26/05/2026
Le Koyomi du jour : Le mystère de l'or rouge japonais
La nature japonaise change de palette ! Nous entrons dans la 23ᵉ micro-saison de l'année : Benibana sakau (紅花栄) — « Le carthame fleurit ».
Du 26 au 30 mai, lorsque la fin du mois de mai s'installe sur l'archipel, les paysages japonais délaissent la douceur des teintes printanières pour accueillir une palette de couleurs d'une intensité rare.
C'est le moment précis où le calendrier traditionnel (koyomi) nous invite à observer Benibana sakau (紅花栄), la 23ᵉ micro-saison de l'année qui se traduit par « le carthame fleurit ». Derrière cette fleur aux allures de chardon se cache l'un des trésors les plus précieux de l'artisanat textile et de la cosmétique traditionnelle japonaise.
Le carthame des teinturiers, appelé benibana (紅花), possède une particularité botanique fascinante.

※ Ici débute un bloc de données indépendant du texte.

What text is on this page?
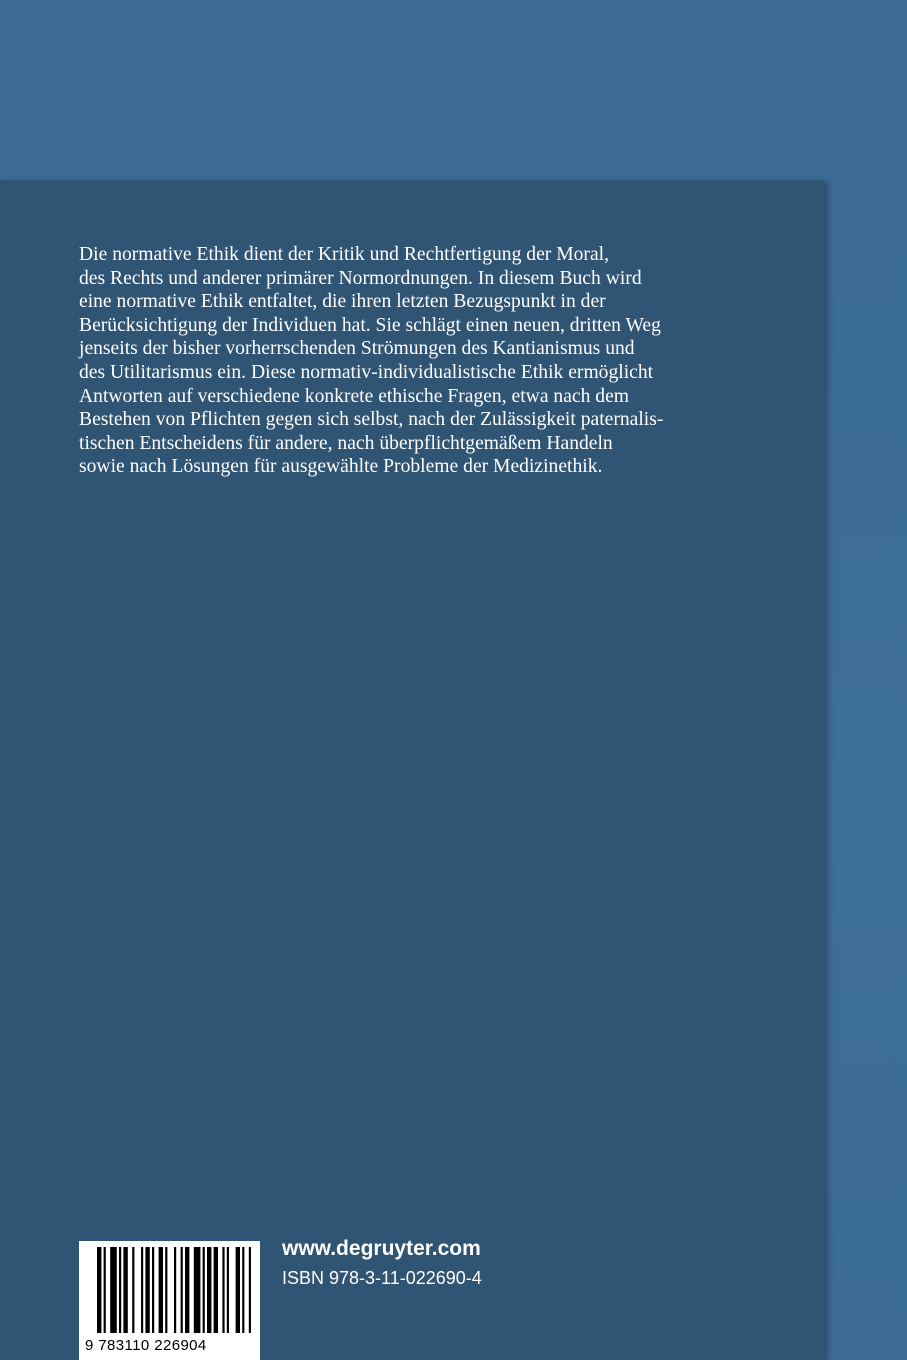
Die normative Ethik dient der Kritik und Rechtfertigung der Moral,
des Rechts und anderer primärer Normordnungen. In diesem Buch wird
eine normative Ethik entfaltet, die ihren letzten Bezugspunkt in der
Berücksichtigung der Individuen hat. Sie schlägt einen neuen, dritten Weg
jenseits der bisher vorherrschenden Strömungen des Kantianismus und
des Utilitarismus ein. Diese normativ-individualistische Ethik ermöglicht
Antworten auf verschiedene konkrete ethische Fragen, etwa nach dem
Bestehen von Pflichten gegen sich selbst, nach der Zulässigkeit paternalis-
tischen Entscheidens für andere, nach überpflichtgemäßem Handeln
sowie nach Lösungen für ausgewählte Probleme der Medizinethik.

9 783110 226904
www.degruyter.com
ISBN 978-3-11-022690-4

Lorsqu'elle éclot, la fleur arbore un jaune vif et lumineux. Mais au fil des jours, à mesure qu'elle se gorge de soleil, ses pétales se teintent d'un orange profond, puis d'un rouge flamboyant.
L'extraction du pigment de la fleur est un secret de haute technicité. Bien que la fleur fraîche soit majoritairement composée de pigments jaunes solubles dans l'eau, elle contient un très faible pourcentage d'environ 1% de pigment rouge insoluble. Par des lavages successifs et des techniques de fermentation ancestrales, les maîtres teinturiers parviennent à isoler ce rouge pur, d'une concentration exceptionnelle. Ce rouge végétal, baptisé beni (紅), est devenu le symbole du luxe absolu.
La culture du carthame a trouvé son terroir de prédilection dans la préfecture de Yamagata (山形県), située dans la région du Tohoku. Le climat brumeux et les terres fertiles de la vallée de la rivière Mogami ont permis de produire la variété de benibana la plus réputée du pays, le Mogami-beni (最上紅).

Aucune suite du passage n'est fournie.